RED-BILLED TROPICBIRD

At midnight on Sunday, 31 August, 2025, Richard Baxter emailed me to say that Andrew Robinson had reported a Red-billed Tropicbird on Christmas Island. I couldn't sleep well that night and got up early to send someone an email. Thus I received Richard's email in the wee small hours of Monday 1 September. I was scheduled to go birding at Chiltern that week, and I had an Eaglehawk Neck pelagic booked for Sunday, 14 September. I'd been looking forward to both trips and had lists of birds I hoped to see. They were quite immaterial now. Now, all that mattered was getting to Christmas Island as quickly as possible. To the best of my knowledge, I've never before been on the same land mass at the same time as a Red-billed Tropicbird. The first time I ever heard of a Red-billed Tropicbird being in Australia was in 2010, when one turned up on Lord Howe Island. I was most impressed (not to say envious!) when Rohan Clarke hopped on a plane and twitched it. Somehow, the bird that turned up on Ashmore Reef in November 2014 passed me by.
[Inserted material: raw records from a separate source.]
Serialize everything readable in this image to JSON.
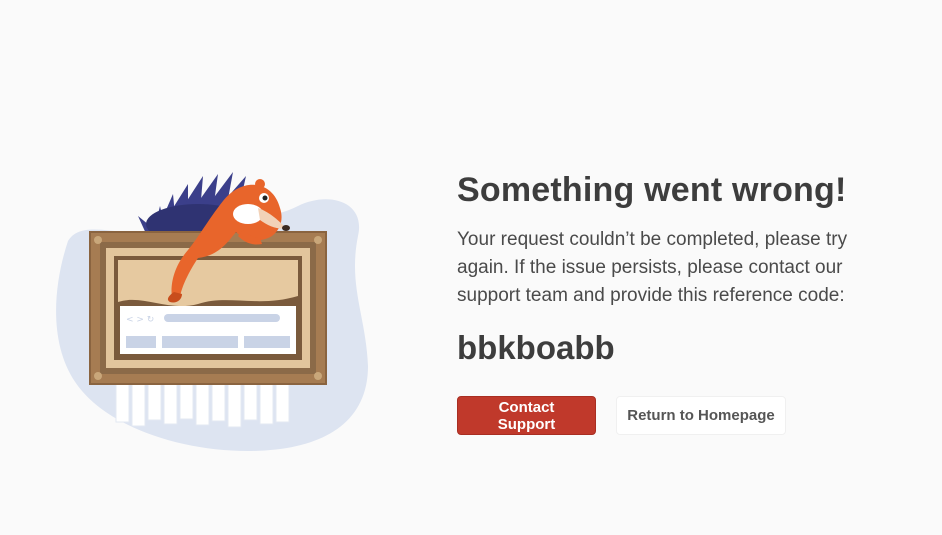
{
  "error": {
    "title": "Something went wrong!",
    "message": "Your request couldn’t be completed, please try again. If the issue persists, please contact our support team and provide this reference code:",
    "reference_code": "bbkboabb"
  },
  "actions": {
    "contact_support_label": "Contact Support",
    "return_home_label": "Return to Homepage"
  },
  "colors": {
    "background": "#fafafa",
    "primary_button": "#c0392b",
    "hedgehog_body": "#e8652b",
    "hedgehog_spines": "#3b3f8a",
    "frame": "#a67c52",
    "blob": "#dde4f1"
  },
  "illustration": {
    "icon": "hedgehog-on-frame-illustration"
  }
}
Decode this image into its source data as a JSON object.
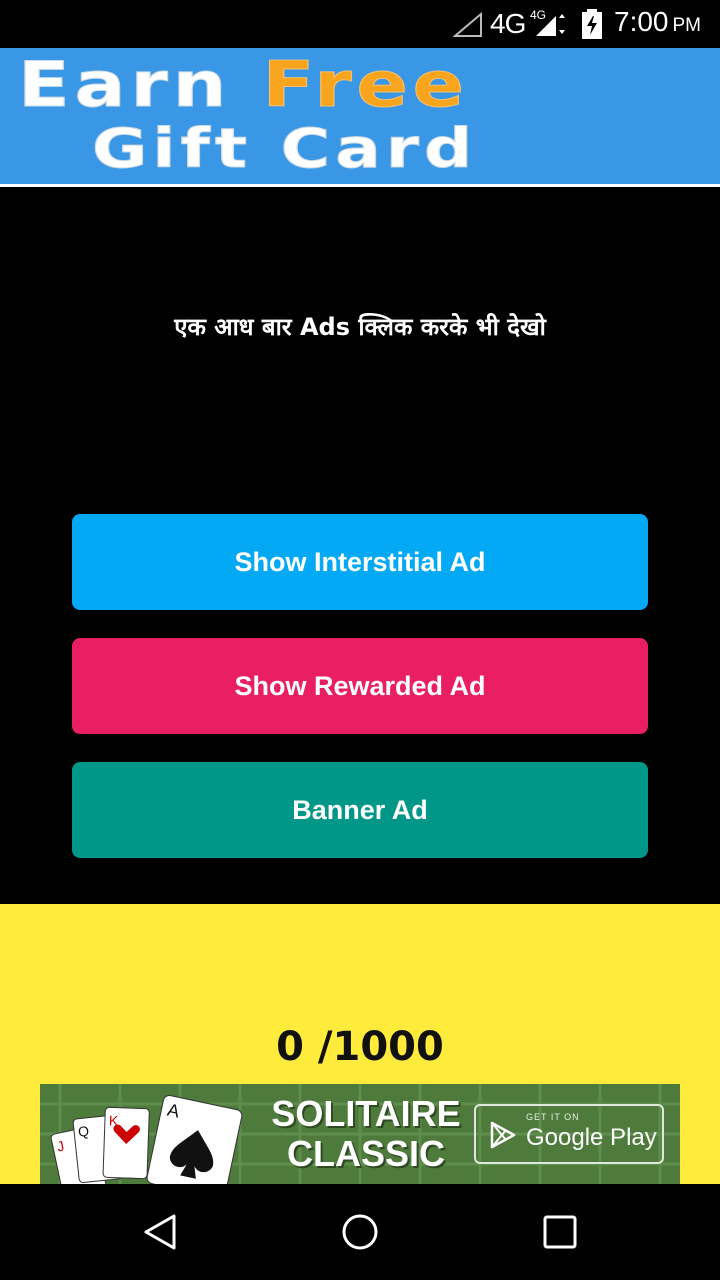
{
  "status_bar": {
    "network": "4G",
    "network_small": "4G",
    "time": "7:00",
    "ampm": "PM",
    "icons": [
      "signal-icon",
      "signal-icon",
      "battery-charging-icon"
    ]
  },
  "header_banner": {
    "line1_word1": "Earn",
    "line1_word2": "Free",
    "line2": "Gift Card",
    "colors": {
      "background": "#3a97e6",
      "accent": "#f8a51d"
    }
  },
  "message": "एक आध बार Ads क्लिक करके भी देखो",
  "buttons": {
    "interstitial": "Show Interstitial Ad",
    "rewarded": "Show Rewarded Ad",
    "banner": "Banner Ad",
    "colors": {
      "interstitial": "#03a9f4",
      "rewarded": "#e91e63",
      "banner": "#009688"
    }
  },
  "counter": "0 /1000",
  "ad_banner": {
    "title_line1": "SOLITAIRE",
    "title_line2": "CLASSIC",
    "store_small": "GET IT ON",
    "store_label": "Google Play"
  },
  "nav_bar": {
    "icons": [
      "back-icon",
      "home-icon",
      "recents-icon"
    ]
  }
}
Some years later, a bird turned up on Christmas Island, but I believe it had left by the time I arrived in November. For the last five or so years, a Red-billed Tropicbird has turned up on Christmas Island every year. It arrives around late August/early September, visits for about a month, then disappears. It never hangs around to greet me when I arrive in November. Last year, my patience ran out and I determined that if the bird turned up this year, I'd twitch it. So it was that on Friday, 5 September, 2025, I arrived on Christmas Island. Lisa Preston, who runs Indian Ocean Experiences, arranged accommodation for me and put me in touch with Andrew Robinson, the man who'd found the bird this year. I met Andy on Saturday morning. We drove to Tai Jin House, where he'd seen the bird, and sat down to wait. We didn't have many hours to fill. At 10.20, the bird appeared! Thank you, Andy! Andy took all the photos on this page. Thank you again, Andy. The bird put on a wonderful display for us, wheeling and calling in front of us for about 15 minutes. Then it disappeared. I remained on Christmas Island until my flight home the following Friday, but I did not see the bird again. I believe there were a handful of other sightings during the week, but not by me. I went to Tai Jin House several times and scanned Flying Fish Cove diligently, but I was not able to wish the bird back into existence. Andy first saw the bird at about 4 in the afternoon. Lisa saw it one morning at 11. Other people were lucky enough to add it to their lists. But I could not determine any pattern in its appearances. It seemed to me to be pot luck whether you saw it at all.
So, a big THANK YOU to Richard and Lisa and Andy. A successful twitch always leaves me feeling good, and, as the twitches get harder and harder to achieve, the good feeling just gets better and better.